Converged Web And e-Mail Threats On The Rise: Websense

Websense has revealed the findings from its bi-annual research report: Websense Security Labs, State of Internet Security, Q3-Q4 2008 . Key facts from the report include:

- 70 percent of the top 100 most popular websites either hosted malicious content or contained a masked redirect to lure unsuspecting victims from legitimate sites to malicious sites. This represents a 16 percent increase over the last six-month period, according to new research released from Websense Security Labs. The top 100 most popular Web sites, many of which are social networking, Web 2.0 and search sites, represent the majority of all Web page views and are the most popular target for attackers.

- In the second half of 2008, more than 77 percent of the websites Websense classified as malicious were actually sites with seemingly ‘good’ reputations that had been compromised by attackers. This percentage is up slightly from 75 percent in the first half of 2008.

- The number of malicious websites identified by Websense Security Labs from January 1, 2008 through January 1, 2009 has increased by 46 percent.

- Websense Security Labs found that 39 percent of malicious Web attacks included data-stealing code, demonstrating that attackers are after essential information and data.

- The Web continues to be the most popular vector for data-stealing attacks. In the second half of 2008, Websense Security Labs found that 57 percent of data-stealing attacks are conducted over the Web, representing a 24 percent increase over the six-month period.

- The convergence of blended Web and e-mail threats continues to increase. Websense Security Labs reports that 90.4 percent of all unwanted e-mails in circulation in the second half of 2008 contained links to spam sites and/or malicious websites.
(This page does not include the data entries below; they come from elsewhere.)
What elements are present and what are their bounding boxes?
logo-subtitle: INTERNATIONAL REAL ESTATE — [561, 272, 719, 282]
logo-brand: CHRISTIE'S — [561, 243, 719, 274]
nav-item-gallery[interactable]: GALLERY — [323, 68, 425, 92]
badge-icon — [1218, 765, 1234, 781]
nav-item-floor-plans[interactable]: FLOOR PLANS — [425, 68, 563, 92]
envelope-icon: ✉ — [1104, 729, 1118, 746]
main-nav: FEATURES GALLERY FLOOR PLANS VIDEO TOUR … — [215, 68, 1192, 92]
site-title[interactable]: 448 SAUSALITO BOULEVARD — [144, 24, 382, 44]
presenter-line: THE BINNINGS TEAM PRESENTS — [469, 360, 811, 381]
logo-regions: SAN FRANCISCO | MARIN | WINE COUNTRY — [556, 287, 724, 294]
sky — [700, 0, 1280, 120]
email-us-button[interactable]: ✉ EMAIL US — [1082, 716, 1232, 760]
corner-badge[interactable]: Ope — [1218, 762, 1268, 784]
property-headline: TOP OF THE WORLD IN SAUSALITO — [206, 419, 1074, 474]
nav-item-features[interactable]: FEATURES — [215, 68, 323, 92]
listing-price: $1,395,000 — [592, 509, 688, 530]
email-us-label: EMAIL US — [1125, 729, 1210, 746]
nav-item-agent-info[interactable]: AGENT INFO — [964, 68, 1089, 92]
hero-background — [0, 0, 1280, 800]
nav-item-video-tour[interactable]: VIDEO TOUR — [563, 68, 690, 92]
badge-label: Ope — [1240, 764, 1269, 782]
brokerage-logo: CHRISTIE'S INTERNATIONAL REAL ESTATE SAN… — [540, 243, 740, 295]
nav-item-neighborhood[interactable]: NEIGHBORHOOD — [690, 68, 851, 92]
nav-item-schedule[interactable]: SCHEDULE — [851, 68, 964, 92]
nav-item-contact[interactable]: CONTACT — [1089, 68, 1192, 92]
This represents a nearly 6 percent increase in e-mails containing a malicious link to compromised sites.

Websense chief technology officer Dan Hubbard said, “In the last six months, criminals have really stepped up their game in a few notable areas. Spammers are increasingly using links to malicious websites and spam sites in their e-mail campaigns to lure users and evade security systems that lack Web intelligence. We’re also seeing an increase in cybercriminals taking advantage of the growing number of Web 2.0 properties that allow user-generated content. More than ever, we’re seeing attackers inject websites with links and iFrames to direct users to malicious and compromised sites with the ultimate purpose of stealing data.”